Partendo da questo materiale, Hooper riesce nella difficile impresa di metterci del suo, pur facendo brillare al massimo gli illustri precedenti. Compressa in due ore e mezzo di film, la storia assume un andamento intenso a livello emotivo, visivo e musicale. Come all’opera, gli attori recitano cantando e la musica s’innalza attorno a loro creando un tessuto unico e suggestivo. La macchina da presa li incalza, senza filtri, con frequenti primi piani che rendono giustizia alle magnifiche interpretazioni dell’intero cast, a partire dall’attore australiano Hugh Jackman nei panni del protagonista e Russel Crowe in quelli di Javert, senza dimenticare una Anne Hathaway da Oscar (ha già preso un meritatissimo Golden Globe) e il bravo Eddie Redmayne.
Tra loro, solo Jackman e Redmayne hanno esperienza sui palcoscenici e Jackman, che ha da poco ricevuto un Tony Award (gli Oscar di Broadway), conduce magistralmente il film in quella che probabilmente è la sua miglior prova d’attore.

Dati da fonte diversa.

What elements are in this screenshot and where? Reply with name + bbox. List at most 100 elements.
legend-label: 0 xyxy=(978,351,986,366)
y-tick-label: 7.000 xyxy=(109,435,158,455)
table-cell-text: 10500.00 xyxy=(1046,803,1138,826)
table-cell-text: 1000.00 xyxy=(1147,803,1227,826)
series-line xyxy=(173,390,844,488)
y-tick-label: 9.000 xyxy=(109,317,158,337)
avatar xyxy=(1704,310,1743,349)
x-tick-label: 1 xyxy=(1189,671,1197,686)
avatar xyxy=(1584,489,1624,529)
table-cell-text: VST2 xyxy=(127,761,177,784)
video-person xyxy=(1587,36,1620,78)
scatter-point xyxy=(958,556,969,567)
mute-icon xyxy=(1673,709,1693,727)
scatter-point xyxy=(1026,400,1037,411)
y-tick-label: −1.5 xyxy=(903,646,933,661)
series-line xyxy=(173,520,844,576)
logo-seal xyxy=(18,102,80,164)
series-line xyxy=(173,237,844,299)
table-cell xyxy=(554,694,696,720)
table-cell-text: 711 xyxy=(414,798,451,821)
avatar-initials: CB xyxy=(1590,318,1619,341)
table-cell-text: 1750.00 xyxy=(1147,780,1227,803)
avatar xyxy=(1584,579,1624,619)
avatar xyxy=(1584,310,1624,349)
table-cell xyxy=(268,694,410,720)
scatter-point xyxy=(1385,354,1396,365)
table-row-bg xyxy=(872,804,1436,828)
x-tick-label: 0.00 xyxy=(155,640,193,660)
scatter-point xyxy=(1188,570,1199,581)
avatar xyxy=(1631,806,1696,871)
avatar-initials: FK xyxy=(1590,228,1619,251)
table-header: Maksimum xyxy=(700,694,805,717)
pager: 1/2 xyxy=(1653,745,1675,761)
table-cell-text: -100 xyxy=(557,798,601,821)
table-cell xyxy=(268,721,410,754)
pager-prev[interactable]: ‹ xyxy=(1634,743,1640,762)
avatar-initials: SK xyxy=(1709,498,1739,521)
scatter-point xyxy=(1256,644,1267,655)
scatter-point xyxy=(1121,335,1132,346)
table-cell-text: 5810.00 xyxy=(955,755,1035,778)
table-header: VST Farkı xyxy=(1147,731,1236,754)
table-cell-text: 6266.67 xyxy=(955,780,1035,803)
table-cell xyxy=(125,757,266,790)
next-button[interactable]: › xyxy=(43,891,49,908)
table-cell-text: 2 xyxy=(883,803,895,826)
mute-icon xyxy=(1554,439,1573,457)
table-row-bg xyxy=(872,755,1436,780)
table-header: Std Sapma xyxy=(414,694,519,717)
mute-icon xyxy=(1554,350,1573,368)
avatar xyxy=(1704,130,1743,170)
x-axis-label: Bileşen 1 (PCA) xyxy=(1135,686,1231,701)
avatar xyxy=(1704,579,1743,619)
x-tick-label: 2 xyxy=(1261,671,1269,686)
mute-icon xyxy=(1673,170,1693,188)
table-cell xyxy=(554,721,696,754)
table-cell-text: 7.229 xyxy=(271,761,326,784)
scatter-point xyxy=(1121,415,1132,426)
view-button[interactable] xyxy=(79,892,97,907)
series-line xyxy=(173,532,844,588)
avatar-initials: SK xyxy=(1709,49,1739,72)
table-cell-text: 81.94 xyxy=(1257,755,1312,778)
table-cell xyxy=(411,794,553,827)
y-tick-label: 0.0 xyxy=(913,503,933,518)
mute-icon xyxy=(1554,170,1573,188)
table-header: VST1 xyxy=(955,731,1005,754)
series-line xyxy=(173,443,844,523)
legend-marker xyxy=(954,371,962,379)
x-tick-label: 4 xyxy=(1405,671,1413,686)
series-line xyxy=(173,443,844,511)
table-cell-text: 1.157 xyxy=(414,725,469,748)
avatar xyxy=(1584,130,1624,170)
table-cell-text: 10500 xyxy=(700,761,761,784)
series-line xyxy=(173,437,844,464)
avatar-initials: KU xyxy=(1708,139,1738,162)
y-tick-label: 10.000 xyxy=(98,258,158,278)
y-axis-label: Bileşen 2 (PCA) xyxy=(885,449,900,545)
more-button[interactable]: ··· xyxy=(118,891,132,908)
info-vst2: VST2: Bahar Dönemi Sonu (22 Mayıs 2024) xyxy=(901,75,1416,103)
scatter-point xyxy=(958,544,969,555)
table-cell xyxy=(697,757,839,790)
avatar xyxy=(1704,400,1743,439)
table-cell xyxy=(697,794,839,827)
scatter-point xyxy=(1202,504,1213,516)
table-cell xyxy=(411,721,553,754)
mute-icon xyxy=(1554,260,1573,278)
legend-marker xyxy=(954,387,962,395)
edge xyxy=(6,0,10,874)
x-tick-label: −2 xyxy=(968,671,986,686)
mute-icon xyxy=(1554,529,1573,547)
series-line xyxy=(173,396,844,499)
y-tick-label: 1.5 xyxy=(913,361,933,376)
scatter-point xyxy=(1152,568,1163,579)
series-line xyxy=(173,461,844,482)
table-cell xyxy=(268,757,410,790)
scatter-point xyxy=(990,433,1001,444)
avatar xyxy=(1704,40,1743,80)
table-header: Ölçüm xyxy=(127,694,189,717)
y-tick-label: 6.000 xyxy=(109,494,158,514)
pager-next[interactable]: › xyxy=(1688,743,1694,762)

Quelle che sentiamo sono le voci degli attori che cantano sul set, in presa diretta e non doppiate in studio, come non era mai stato osato al cinema. Questo consente al regista di portare davanti agli spettatori cinematografici l’intensità e l’onestà del teatro (vedi il promo). Anche la fotografia, studiata ma mai invasiva, incornicia splendidamente gli attori in una scenografia divisa tra accuratezza storica e teatralità.
Solo nelle scene sulle barricate si avverte di più il legame con il modello teatrale, quando la macchina da presa rinuncia alle aperture grandiose per prediligere un approccio quasi claustrofobico che rende ancora più drammatica la fine già scritta dei moti del 1831.
Ma la musica e le canzoni riscattano ogni secondaria sbavatura, dipingendo un affresco coinvolgente, spettacolare e soprattutto memorabile: non è cosa da poco nel cinema “usa e getta” troppo spesso propinatoci da Hollywood.